Selon une information rapportée par Gabon Actu, le monde médiatique africain est plongé dans le deuil : Crépin Ngangha Ditsougou, Directeur de l’antenne d’Africa N°1, a tiré sa révérence ce mercredi à Paris. L’homme, qui séjournait depuis plusieurs mois en France pour des raisons de santé, s’est éteint loin des siens, laissant derrière lui un silence lourd, comme celui d’un micro orphelin de voix.
Journaliste de talent, diplomate raffiné, homme de conviction, Crépin Ngangha appartenait à cette génération de passeurs de mots et de mémoires. Depuis novembre 2008, il tenait les rênes de l’antenne d’Africa N°1, une station qui résonne depuis 1981 comme le cœur battant de l’Afrique sur les ondes. Sa voix, telle une balise dans la nuit, a guidé des milliers d’auditeurs, apportant clarté et réflexion dans le tumulte des actualités.
Son parcours académique fut à l’image de son exigence : titulaire d’un DEA en Sciences de l’information et de la communication à l’Université de Bordeaux 3, puis d’un DESS en communication et politiques de jeunesse au Centre d’études diplomatiques et stratégiques de Paris, il avait transformé la connaissance en une arme pacifique au service de la vérité et du dialogue.
Sur le terrain diplomatique, il servit le Gabon avec la même rigueur que derrière le micro.
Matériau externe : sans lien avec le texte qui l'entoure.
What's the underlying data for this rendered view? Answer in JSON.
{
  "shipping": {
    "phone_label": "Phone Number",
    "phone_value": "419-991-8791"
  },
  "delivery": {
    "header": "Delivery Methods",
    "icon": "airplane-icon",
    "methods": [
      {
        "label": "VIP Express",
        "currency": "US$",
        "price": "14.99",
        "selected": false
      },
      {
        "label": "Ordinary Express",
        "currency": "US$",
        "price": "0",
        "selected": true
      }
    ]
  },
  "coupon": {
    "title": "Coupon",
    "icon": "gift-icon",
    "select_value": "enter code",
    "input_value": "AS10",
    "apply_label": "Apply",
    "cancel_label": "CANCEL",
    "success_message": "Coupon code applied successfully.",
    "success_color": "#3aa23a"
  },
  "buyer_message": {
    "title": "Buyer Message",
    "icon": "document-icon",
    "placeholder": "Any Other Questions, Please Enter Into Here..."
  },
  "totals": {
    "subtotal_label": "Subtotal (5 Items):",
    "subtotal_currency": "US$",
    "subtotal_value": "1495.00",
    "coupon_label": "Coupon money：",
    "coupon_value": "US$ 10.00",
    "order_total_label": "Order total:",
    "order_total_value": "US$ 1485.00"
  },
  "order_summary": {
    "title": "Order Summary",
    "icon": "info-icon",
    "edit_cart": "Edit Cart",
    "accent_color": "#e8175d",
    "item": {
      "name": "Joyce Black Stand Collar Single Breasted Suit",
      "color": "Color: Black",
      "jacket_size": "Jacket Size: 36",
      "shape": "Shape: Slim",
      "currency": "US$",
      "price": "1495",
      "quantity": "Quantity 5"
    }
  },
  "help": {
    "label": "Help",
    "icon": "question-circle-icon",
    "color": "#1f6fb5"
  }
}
Entre mars 2004 et décembre 2009, il occupa le poste de Conseiller, chargé de la presse et de l’information à l’Ambassade du Gabon en France. Là encore, il sut conjuguer écoute et engagement, bâtissant des ponts entre cultures et nations.
Originaire de Lastoursville, dans l’Ogooué-Lolo, Crépin Ngangha ne cessait de revendiquer ses racines. En lui vibraient la sève de sa terre natale et l’horizon sans limites du panafricanisme qu’il portait en étendard. Amoureux de la nature, environnementaliste convaincu, il incarnait une vision où la plume, le micro et la conscience citoyenne s’alliaient pour servir l’Afrique.
Aujourd’hui, le journaliste, le diplomate, le passionné s’en est allé. Mais au-delà de la douleur, demeure une certitude : ses mots et ses actes ne disparaîtront pas. Ils résonneront toujours comme une chanson inachevée que d’autres, à sa suite, devront poursuivre. Car les grandes voix ne meurent pas vraiment, elles se transforment en héritage.